Читать книгу Баграмян: От Рядового До Маршала - - Страница 7

Часть Первая
Глава 5. Ленинград

Оглавление

У армян много великих полководцев,

но самые великие это Гай и Баграмян

Адмирал флота СССР Иван (Ованес) Исаков

1924 год, Ленинград


В мае 1923 года в Минске 26-летнего офицера Красной Армии, выходца из Калужской деревни с типичным именем Стрелковка позвал к себе на чашку чая комдив Николай Каширин.

– Как вы думаете, правильно у нас обучается конница для войны будущего? И как вы сами представляете себе войну будущего? – спросил комдив.

Собравшись духом, молодой и перспективный кавалерист выдал немного критики:

– Необходимых знаний и навыков далеко недостаточно. Учим подчинённых так, как учили нас в старой армии.

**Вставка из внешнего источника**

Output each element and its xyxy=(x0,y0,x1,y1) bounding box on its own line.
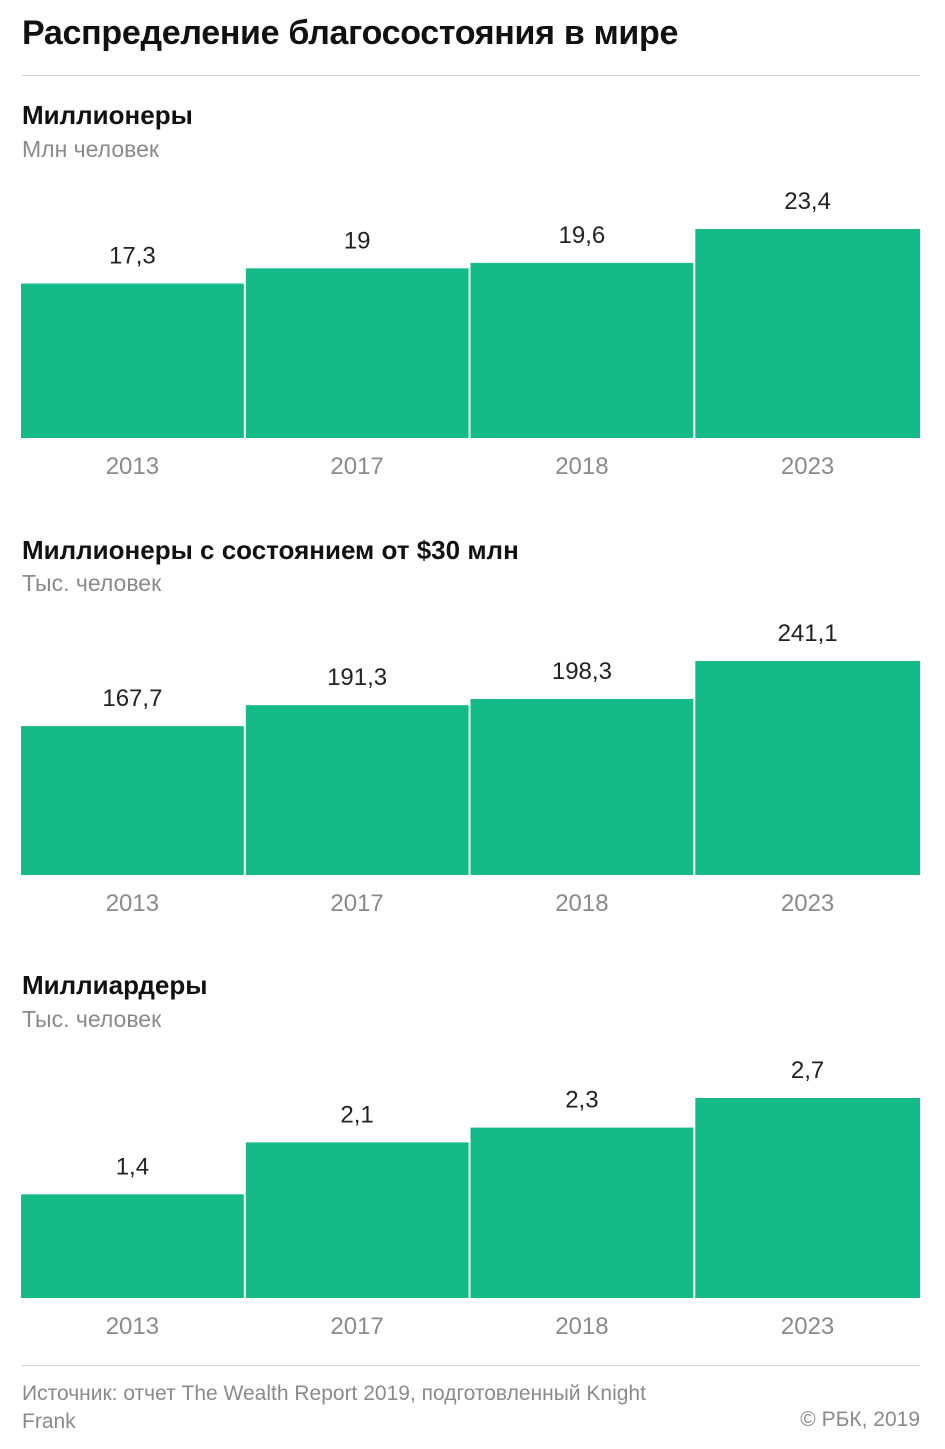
x-tick-label-2013: 2013 xyxy=(106,890,159,917)
bar-2017 xyxy=(245,1142,469,1298)
x-tick-label-2018: 2018 xyxy=(555,453,608,480)
chart-title-billionaires: Миллиардеры xyxy=(22,970,208,1000)
value-label-2018: 19,6 xyxy=(559,222,606,249)
x-tick-label-2018: 2018 xyxy=(555,890,608,917)
bar-2017 xyxy=(245,268,469,438)
bar-2018 xyxy=(470,699,694,875)
value-label-2018: 2,3 xyxy=(565,1087,598,1114)
value-label-2017: 2,1 xyxy=(340,1101,373,1128)
x-tick-label-2013: 2013 xyxy=(106,1313,159,1340)
chart-title-ultra-rich: Миллионеры с состоянием от $30 млн xyxy=(22,535,519,565)
bar-chart-millionaires: 17,3 2013 19 2017 19,6 2018 23,4 2023 xyxy=(21,188,921,480)
value-label-2023: 2,7 xyxy=(791,1057,824,1084)
bar-2023 xyxy=(695,661,921,875)
x-tick-label-2018: 2018 xyxy=(555,1313,608,1340)
value-label-2013: 17,3 xyxy=(109,243,156,270)
source-note: Источник: отчет The Wealth Report 2019, … xyxy=(22,1382,646,1433)
bar-2018 xyxy=(470,1127,694,1298)
value-label-2017: 191,3 xyxy=(327,664,387,691)
chart-unit-millionaires: Млн человек xyxy=(22,136,159,162)
bar-2023 xyxy=(695,229,921,438)
page-title: Распределение благосостояния в мире xyxy=(22,14,679,52)
value-label-2013: 1,4 xyxy=(116,1153,149,1180)
x-tick-label-2017: 2017 xyxy=(330,453,383,480)
chart-title-millionaires: Миллионеры xyxy=(22,100,193,130)
x-tick-label-2023: 2023 xyxy=(781,890,834,917)
chart-unit-billionaires: Тыс. человек xyxy=(22,1006,162,1032)
bar-2017 xyxy=(245,705,469,875)
bar-2023 xyxy=(695,1098,921,1298)
bar-chart-billionaires: 1,4 2013 2,1 2017 2,3 2018 2,7 2023 xyxy=(21,1057,921,1340)
bar-2013 xyxy=(21,726,244,875)
bar-2018 xyxy=(470,262,694,438)
value-label-2018: 198,3 xyxy=(552,658,612,685)
value-label-2023: 23,4 xyxy=(784,188,831,215)
value-label-2013: 167,7 xyxy=(102,685,162,712)
chart-unit-ultra-rich: Тыс. человек xyxy=(22,570,162,596)
footer-divider xyxy=(22,1365,920,1366)
value-label-2023: 241,1 xyxy=(778,620,838,647)
bar-2013 xyxy=(21,283,244,438)
bar-2013 xyxy=(21,1194,244,1298)
x-tick-label-2017: 2017 xyxy=(330,1313,383,1340)
x-tick-label-2023: 2023 xyxy=(781,453,834,480)
title-divider xyxy=(22,75,920,76)
value-label-2017: 19 xyxy=(344,227,371,254)
x-tick-label-2023: 2023 xyxy=(781,1313,834,1340)
copyright: © РБК, 2019 xyxy=(800,1408,920,1431)
x-tick-label-2013: 2013 xyxy=(106,453,159,480)
bar-chart-ultra-rich: 167,7 2013 191,3 2017 198,3 2018 241,1 2023 xyxy=(21,620,921,917)
x-tick-label-2017: 2017 xyxy=(330,890,383,917)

Каширин терпеливо выслушал его, убедился в рассудительности кавалериста. Молодой офицер вышел из этого чаепития командиром 39-го Бузлукского полка 2-й кавбригады 7-й или Самарской дивизии. Звали его Георгий Жуков.

Через несколько месяцев под Оршей прошли первые после окончания Гражданской войны манёвры Красной Армии, где особо выделилась Самарская дивизия с ее полковыми командирами и новым комдивом. Боеспособность дивизии отметил замначальника генерального штаба РККА Тухачевский, специально приехавший из Москвы. Он выразил благодарность комдиву Гаю. Г. Д. Гай28, легендарный командир гражданской, уже год как сменил Каширина. Наблюдая за лихим и эрудированным кавалеристом Жуковым, Гай, как и его предшественник Каширин, пришёл к выводу, что калужскому офицеру полагается поощрение.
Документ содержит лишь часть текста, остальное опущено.